Abstract

All carbon materials, e.g., amorphous carbon (a-C) coatings and ${\mathrm{C}}_{60}$ fullerene thin films, play an important role in short-wavelength free-electron laser (FEL) research motivated by FEL optics development and prospective nanotechnology applications. Responses of a-C and ${\mathrm{C}}_{60}$ layers to the extreme ultraviolet (SPring-8 Compact SASE Source in Japan) and soft x-ray (free-electron laser in Hamburg) free-electron laser radiation are investigated by Raman spectroscopy, differential interference contrast, and atomic force microscopy. A remarkable difference in the behavior of covalent (a-C) and molecular (${\mathrm{C}}_{60}$) carbonaceous solids is demonstrated under these irradiation conditions.
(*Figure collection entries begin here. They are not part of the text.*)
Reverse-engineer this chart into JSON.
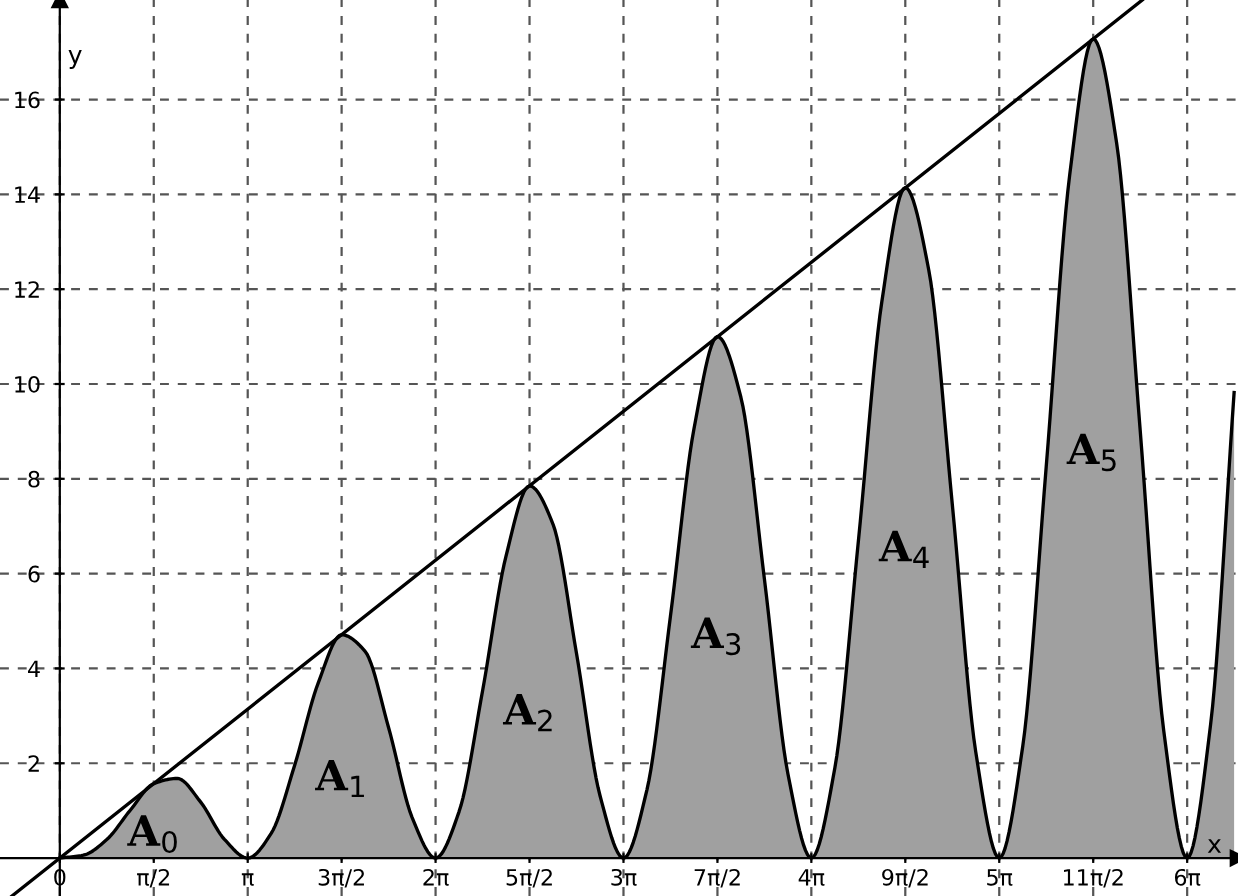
{
  "chart_data": {
    "type": "area",
    "xlabel": "x",
    "ylabel": "y",
    "xlim": [
      -1.0,
      19.7
    ],
    "ylim": [
      -0.8,
      18.1
    ],
    "xticks": [
      {
        "value": 0,
        "label": "0"
      },
      {
        "value": 1.571,
        "label": "π/2"
      },
      {
        "value": 3.142,
        "label": "π"
      },
      {
        "value": 4.712,
        "label": "3π/2"
      },
      {
        "value": 6.283,
        "label": "2π"
      },
      {
        "value": 7.854,
        "label": "5π/2"
      },
      {
        "value": 9.425,
        "label": "3π"
      },
      {
        "value": 10.996,
        "label": "7π/2"
      },
      {
        "value": 12.566,
        "label": "4π"
      },
      {
        "value": 14.137,
        "label": "9π/2"
      },
      {
        "value": 15.708,
        "label": "5π"
      },
      {
        "value": 17.279,
        "label": "11π/2"
      },
      {
        "value": 18.85,
        "label": "6π"
      }
    ],
    "yticks": [
      2,
      4,
      6,
      8,
      10,
      12,
      14,
      16
    ],
    "grid": true,
    "series": [
      {
        "color": "#a0a0a0",
        "x": [
          0,
          0.393,
          0.785,
          1.178,
          1.571,
          1.963,
          2.356,
          2.749,
          3.142,
          3.534,
          3.927,
          4.32,
          4.712,
          5.105,
          5.498,
          5.89,
          6.283,
          6.676,
          7.069,
          7.461,
          7.854,
          8.247,
          8.639,
          9.032,
          9.425,
          9.817,
          10.21,
          10.603,
          10.996,
          11.388,
          11.781,
          12.174,
          12.566,
          12.959,
          13.352,
          13.744,
          14.137,
          14.53,
          14.923,
          15.315,
          15.708,
          16.101,
          16.493,
          16.886,
          17.279,
          17.671,
          18.064,
          18.457,
          18.85,
          19.242,
          19.635
        ],
        "values": [
          0,
          0.06,
          0.39,
          1.01,
          1.57,
          1.68,
          1.18,
          0.4,
          0,
          0.52,
          1.96,
          3.69,
          4.71,
          4.36,
          2.75,
          0.86,
          0,
          0.98,
          3.53,
          6.37,
          7.85,
          7.04,
          4.32,
          1.32,
          0,
          1.44,
          5.1,
          9.05,
          11.0,
          9.72,
          5.89,
          1.78,
          0,
          1.9,
          6.68,
          11.73,
          14.14,
          12.4,
          7.46,
          2.24,
          0,
          2.36,
          8.25,
          14.41,
          17.28,
          15.08,
          9.03,
          2.7,
          0,
          2.82,
          9.82
        ]
      },
      {
        "type": "line",
        "color": "#000000",
        "x": [
          -0.8,
          18.1
        ],
        "values": [
          -0.8,
          18.1
        ]
      }
    ],
    "annotations": [
      "A$_{0}$",
      "A$_{1}$",
      "A$_{2}$",
      "A$_{3}$",
      "A$_{4}$",
      "A$_{5}$"
    ]
  }
}
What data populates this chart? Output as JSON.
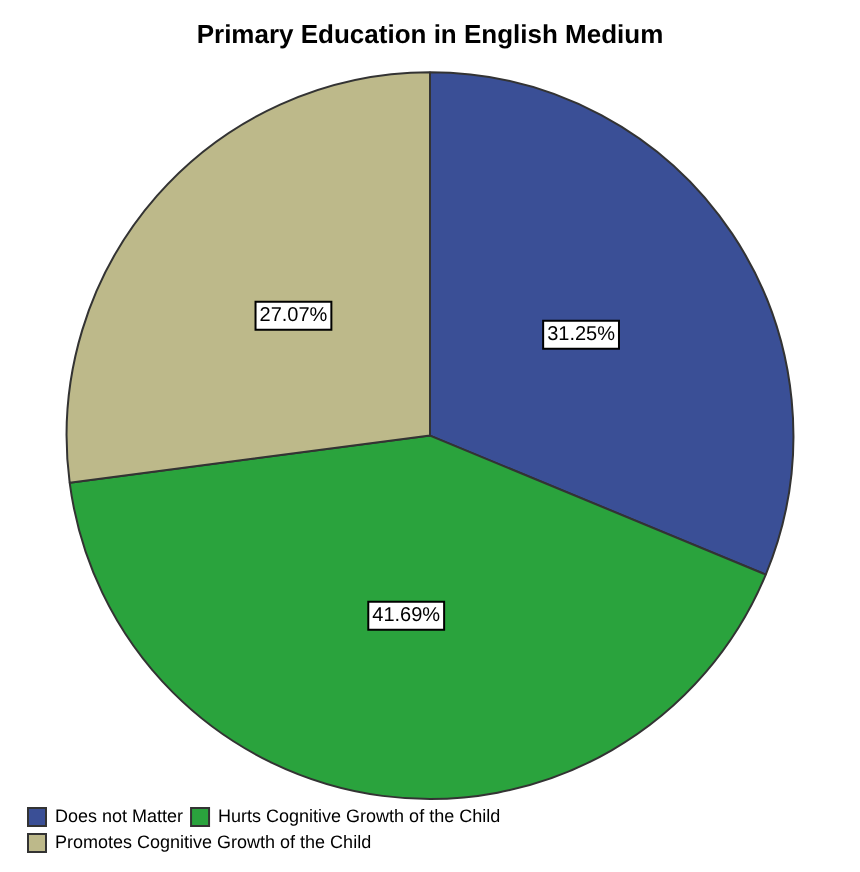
{
  "chart_data": {
    "type": "pie",
    "title": "Primary Education in English Medium",
    "categories": [
      "Does not Matter",
      "Hurts Cognitive Growth of the Child",
      "Promotes Cognitive Growth of the Child"
    ],
    "values": [
      31.25,
      41.69,
      27.07
    ],
    "colors": [
      "#3a4f96",
      "#2aa33d",
      "#bdb98a"
    ],
    "value_labels": [
      "31.25%",
      "41.69%",
      "27.07%"
    ],
    "legend": "bottom left"
  }
}
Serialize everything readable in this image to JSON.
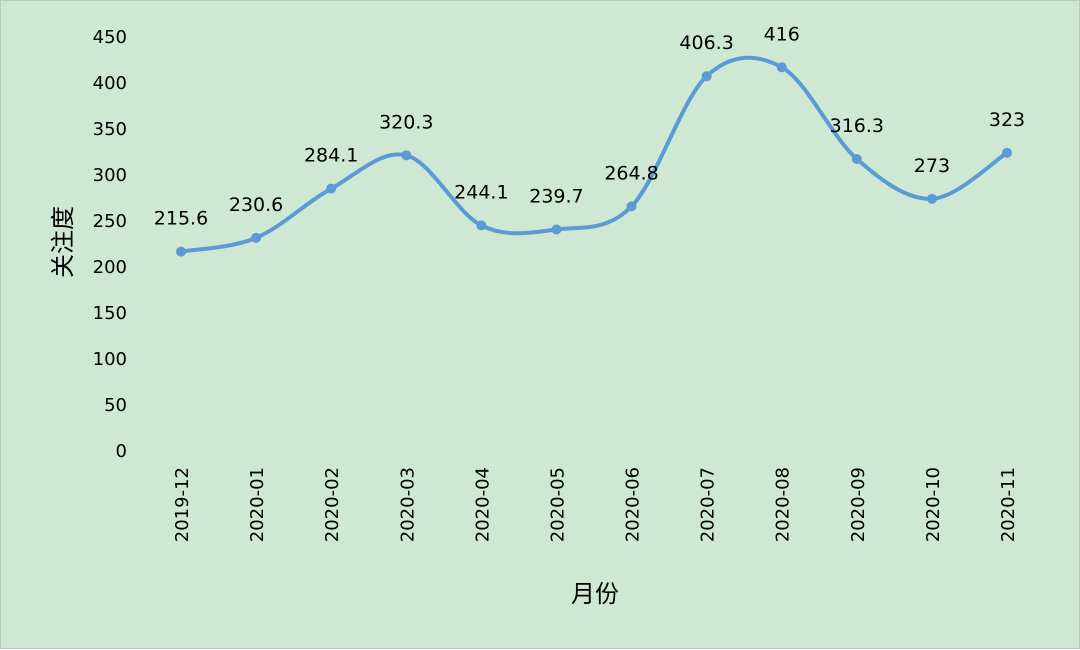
{
  "chart_data": {
    "type": "line",
    "smooth": true,
    "xlabel": "月份",
    "ylabel": "关注度",
    "categories": [
      "2019-12",
      "2020-01",
      "2020-02",
      "2020-03",
      "2020-04",
      "2020-05",
      "2020-06",
      "2020-07",
      "2020-08",
      "2020-09",
      "2020-10",
      "2020-11"
    ],
    "series": [
      {
        "values": [
          215.6,
          230.6,
          284.1,
          320.3,
          244.1,
          239.7,
          264.8,
          406.3,
          416,
          316.3,
          273,
          323
        ],
        "labels": [
          "215.6",
          "230.6",
          "284.1",
          "320.3",
          "244.1",
          "239.7",
          "264.8",
          "406.3",
          "416",
          "316.3",
          "273",
          "323"
        ]
      }
    ],
    "ylim": [
      0,
      450
    ],
    "yticks": [
      "0",
      "50",
      "100",
      "150",
      "200",
      "250",
      "300",
      "350",
      "400",
      "450"
    ],
    "grid": false,
    "legend": "none",
    "colors": {
      "background": "#cfe8d4",
      "line": "#5b9bd5"
    }
  }
}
Low thresholds for ablation of a fullerene crystal (estimated to be around 0.15 eV/atom for ${\mathrm{C}}_{60}$ vs 0.9 eV/atom for a-C in terms of the absorbed dose) are caused by a low cohesive energy of fullerene crystals. An efficient mechanism of the removal of intact ${\mathrm{C}}_{60}$ molecules from the irradiated crystal due to Coulomb repulsion of fullerene-cage cation radicals formed by the ionizing radiation is revealed by a detailed modeling.